The demobilization of the masses comes from keeping us atomized, from making us feel like we have no one to turn to as our conditions worsen. Building communities is how to overcome this aloneness. But it has to go along with a correct theoretical understanding of what our conditions are, and of how we must respond to those conditions. If we merely react to our circumstances, engaging in undisciplined violence and setting up insular political cults, we’ll only harm the interests of the masses. It’s through a dedication to learning theory, to criticism and self-criticism, to building ties with the masses, that we can win. These aspects of revolutionary intelligence are just as important as building one’s body, and training with weapons, and studying martial arts.

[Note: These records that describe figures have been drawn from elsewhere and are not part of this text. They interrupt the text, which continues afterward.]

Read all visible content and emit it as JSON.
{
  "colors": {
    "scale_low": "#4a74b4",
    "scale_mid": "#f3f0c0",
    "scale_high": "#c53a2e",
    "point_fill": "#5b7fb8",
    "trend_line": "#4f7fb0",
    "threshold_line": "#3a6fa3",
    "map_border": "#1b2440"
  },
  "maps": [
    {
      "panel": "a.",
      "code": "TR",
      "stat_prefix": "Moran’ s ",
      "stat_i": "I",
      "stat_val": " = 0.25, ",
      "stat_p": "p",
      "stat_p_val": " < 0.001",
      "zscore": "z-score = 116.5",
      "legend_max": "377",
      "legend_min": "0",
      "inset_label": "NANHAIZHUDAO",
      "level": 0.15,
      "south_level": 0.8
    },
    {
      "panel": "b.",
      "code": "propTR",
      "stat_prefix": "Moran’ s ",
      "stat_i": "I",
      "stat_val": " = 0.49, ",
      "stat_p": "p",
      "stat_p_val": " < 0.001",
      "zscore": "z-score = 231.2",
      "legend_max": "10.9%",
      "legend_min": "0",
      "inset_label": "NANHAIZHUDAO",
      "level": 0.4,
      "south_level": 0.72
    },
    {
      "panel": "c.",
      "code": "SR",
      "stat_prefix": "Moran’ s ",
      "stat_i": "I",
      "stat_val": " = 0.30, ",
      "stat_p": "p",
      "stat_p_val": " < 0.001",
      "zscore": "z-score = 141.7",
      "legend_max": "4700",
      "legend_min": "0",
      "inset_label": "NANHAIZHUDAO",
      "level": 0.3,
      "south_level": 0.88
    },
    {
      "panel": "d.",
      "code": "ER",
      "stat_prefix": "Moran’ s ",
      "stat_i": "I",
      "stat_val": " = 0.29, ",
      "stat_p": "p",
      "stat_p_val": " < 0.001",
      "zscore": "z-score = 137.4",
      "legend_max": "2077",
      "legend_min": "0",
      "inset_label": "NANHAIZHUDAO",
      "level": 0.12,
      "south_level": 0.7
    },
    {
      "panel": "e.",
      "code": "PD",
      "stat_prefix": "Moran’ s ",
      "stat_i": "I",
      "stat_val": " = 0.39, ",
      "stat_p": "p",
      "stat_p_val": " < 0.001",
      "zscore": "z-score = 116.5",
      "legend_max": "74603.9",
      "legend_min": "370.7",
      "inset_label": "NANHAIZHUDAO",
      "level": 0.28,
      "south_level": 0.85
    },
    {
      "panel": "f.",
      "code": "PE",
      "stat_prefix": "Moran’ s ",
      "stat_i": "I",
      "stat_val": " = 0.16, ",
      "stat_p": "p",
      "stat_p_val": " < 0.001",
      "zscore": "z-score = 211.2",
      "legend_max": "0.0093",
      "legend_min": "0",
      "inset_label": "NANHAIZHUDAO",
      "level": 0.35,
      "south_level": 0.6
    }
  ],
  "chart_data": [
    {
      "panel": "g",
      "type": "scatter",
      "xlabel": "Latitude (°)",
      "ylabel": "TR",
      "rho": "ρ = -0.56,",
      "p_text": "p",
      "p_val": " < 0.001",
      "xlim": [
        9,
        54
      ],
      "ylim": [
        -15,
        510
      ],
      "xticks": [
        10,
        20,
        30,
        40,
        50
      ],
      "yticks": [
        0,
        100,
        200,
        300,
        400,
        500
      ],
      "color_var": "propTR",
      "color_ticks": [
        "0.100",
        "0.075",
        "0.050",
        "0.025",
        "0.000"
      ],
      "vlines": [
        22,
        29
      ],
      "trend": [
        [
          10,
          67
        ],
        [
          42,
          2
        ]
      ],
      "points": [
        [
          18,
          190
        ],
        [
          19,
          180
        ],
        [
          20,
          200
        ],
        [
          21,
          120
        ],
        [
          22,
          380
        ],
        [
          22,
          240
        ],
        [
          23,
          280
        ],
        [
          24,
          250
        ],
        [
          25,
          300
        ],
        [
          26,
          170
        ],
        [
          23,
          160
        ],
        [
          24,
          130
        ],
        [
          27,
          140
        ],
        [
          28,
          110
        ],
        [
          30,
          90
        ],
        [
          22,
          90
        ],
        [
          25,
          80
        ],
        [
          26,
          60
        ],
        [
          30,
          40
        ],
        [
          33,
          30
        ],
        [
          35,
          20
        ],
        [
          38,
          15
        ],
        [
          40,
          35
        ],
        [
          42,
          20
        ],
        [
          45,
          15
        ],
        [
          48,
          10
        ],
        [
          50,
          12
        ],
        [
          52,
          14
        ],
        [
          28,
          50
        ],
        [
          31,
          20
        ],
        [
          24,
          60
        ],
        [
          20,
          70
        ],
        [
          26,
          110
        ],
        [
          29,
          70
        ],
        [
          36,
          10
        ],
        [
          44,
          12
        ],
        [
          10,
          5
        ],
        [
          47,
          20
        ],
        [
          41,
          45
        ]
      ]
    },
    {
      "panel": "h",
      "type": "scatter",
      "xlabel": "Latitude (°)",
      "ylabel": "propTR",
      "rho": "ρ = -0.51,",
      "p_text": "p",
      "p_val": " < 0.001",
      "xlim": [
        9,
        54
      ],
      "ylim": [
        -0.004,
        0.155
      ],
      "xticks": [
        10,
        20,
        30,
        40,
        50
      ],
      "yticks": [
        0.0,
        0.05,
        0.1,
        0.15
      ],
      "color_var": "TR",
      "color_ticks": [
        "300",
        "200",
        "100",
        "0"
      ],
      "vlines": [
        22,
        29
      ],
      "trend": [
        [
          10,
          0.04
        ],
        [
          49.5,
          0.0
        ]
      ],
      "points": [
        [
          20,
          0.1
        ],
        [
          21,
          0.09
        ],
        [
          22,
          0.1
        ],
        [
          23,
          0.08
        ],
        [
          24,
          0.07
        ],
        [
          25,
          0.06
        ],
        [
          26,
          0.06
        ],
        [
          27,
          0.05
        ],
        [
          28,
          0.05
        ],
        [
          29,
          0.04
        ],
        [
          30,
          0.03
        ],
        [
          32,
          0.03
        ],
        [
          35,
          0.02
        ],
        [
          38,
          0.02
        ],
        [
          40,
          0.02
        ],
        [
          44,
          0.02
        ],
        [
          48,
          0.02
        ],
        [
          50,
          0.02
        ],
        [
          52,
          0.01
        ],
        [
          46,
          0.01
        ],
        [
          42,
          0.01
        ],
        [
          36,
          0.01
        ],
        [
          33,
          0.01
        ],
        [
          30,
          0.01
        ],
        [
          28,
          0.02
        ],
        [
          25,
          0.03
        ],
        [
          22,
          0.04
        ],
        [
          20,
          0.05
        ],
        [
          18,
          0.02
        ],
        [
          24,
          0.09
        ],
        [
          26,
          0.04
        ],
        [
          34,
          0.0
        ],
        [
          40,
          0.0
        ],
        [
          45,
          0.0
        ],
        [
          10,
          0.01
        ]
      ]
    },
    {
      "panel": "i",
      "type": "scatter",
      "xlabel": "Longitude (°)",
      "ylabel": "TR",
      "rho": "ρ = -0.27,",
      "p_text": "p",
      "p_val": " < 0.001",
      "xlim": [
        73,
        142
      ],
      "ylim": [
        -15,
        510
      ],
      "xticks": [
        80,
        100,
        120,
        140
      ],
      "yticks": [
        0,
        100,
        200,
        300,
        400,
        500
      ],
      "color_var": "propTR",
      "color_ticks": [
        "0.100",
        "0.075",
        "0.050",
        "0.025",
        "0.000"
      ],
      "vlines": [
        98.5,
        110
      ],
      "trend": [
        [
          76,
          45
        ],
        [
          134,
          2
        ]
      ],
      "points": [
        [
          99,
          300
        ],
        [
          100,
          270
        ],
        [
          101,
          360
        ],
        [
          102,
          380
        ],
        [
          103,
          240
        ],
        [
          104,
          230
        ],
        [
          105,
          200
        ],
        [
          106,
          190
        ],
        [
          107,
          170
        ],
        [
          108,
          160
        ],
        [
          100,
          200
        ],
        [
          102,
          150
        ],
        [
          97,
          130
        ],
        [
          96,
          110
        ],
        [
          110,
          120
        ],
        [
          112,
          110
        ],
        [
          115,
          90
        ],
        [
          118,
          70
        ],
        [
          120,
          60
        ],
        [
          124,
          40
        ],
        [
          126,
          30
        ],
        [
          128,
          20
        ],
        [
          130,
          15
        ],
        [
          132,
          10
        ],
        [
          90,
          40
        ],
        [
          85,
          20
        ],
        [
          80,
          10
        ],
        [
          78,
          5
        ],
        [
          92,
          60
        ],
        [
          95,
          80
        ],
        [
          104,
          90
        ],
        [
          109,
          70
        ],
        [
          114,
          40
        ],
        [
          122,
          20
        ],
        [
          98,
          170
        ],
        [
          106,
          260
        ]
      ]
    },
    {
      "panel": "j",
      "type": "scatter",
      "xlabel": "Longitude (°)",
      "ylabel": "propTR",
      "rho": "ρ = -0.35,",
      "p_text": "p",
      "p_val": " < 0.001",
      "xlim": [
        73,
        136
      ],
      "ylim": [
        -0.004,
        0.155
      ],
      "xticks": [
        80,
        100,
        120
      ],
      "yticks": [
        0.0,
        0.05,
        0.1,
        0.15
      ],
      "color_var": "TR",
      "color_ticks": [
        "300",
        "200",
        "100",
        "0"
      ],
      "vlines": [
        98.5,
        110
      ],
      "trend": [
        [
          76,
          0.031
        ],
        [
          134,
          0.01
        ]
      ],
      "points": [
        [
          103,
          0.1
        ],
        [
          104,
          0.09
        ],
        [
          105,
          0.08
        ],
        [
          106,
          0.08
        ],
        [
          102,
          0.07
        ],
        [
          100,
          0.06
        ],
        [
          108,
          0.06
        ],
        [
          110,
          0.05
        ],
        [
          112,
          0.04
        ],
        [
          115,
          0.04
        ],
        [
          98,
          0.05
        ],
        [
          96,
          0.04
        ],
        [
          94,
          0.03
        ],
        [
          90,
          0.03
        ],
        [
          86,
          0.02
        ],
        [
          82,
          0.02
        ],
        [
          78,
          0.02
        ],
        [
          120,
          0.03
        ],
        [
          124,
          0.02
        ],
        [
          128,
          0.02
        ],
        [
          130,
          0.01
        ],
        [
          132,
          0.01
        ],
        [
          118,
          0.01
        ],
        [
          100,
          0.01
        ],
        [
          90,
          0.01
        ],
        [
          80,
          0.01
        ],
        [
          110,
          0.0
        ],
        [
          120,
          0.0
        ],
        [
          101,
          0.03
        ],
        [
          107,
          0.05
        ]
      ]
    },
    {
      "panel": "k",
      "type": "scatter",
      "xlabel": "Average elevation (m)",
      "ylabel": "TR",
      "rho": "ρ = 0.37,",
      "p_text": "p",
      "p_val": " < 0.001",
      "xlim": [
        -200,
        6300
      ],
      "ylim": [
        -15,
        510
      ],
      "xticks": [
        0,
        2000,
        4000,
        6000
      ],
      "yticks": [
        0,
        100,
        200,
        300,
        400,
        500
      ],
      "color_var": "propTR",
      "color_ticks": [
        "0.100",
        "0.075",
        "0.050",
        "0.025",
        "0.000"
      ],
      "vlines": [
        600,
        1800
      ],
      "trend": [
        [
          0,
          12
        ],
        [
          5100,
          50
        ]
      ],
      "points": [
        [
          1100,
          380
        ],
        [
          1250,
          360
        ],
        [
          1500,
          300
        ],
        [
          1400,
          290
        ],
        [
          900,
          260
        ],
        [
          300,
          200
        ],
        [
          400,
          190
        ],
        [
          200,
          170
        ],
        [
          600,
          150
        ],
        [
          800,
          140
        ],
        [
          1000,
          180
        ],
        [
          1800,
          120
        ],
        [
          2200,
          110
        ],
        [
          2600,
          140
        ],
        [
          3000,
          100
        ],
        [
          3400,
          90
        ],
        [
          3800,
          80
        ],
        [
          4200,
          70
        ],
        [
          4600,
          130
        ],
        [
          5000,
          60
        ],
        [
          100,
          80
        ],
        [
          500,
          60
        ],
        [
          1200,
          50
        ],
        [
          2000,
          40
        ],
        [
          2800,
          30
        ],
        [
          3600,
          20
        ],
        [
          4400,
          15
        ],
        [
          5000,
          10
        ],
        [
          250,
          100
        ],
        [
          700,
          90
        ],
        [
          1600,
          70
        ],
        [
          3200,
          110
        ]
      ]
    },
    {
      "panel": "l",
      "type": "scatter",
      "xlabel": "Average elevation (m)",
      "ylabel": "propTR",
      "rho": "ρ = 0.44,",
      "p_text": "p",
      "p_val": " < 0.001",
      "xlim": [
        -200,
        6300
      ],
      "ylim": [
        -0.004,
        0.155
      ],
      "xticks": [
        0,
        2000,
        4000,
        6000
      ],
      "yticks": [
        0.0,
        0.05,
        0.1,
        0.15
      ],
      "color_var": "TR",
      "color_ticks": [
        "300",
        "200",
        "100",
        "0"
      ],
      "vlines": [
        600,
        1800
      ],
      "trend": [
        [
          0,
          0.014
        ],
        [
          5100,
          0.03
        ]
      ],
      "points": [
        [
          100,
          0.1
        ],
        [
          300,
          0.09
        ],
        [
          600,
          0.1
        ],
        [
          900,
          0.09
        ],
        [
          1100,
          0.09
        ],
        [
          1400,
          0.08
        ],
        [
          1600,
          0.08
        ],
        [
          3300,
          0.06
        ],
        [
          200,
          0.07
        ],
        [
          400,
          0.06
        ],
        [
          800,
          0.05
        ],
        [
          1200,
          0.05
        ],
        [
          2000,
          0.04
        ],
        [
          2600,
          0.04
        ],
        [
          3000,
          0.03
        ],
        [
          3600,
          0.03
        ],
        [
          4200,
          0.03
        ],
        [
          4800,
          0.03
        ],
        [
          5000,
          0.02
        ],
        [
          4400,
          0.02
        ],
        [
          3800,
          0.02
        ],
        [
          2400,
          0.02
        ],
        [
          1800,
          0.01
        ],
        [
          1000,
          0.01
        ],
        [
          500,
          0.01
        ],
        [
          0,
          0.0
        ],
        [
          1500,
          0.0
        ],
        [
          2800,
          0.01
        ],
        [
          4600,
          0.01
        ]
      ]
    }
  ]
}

This is because whereas the fascists thrive off of unpredictable spatterings of bloodshed, as their strategy is to incite fear wherever possible, communists have the opposite strategy. We seek to make the masses as safe and secure as possible, which requires earning their trust as the protectors of communities, the providers of essential resources, and the sources of hope for a future free from today’s miseries. The fascists are at war with the masses, while we fight on the side of the masses. But we need to act like we do, which requires putting the interests of the collective before the interests of the individual. Our dire conditions can make us feel like retreating into individualism, like lashing out at the world. But that’s what the enemy wants us to do.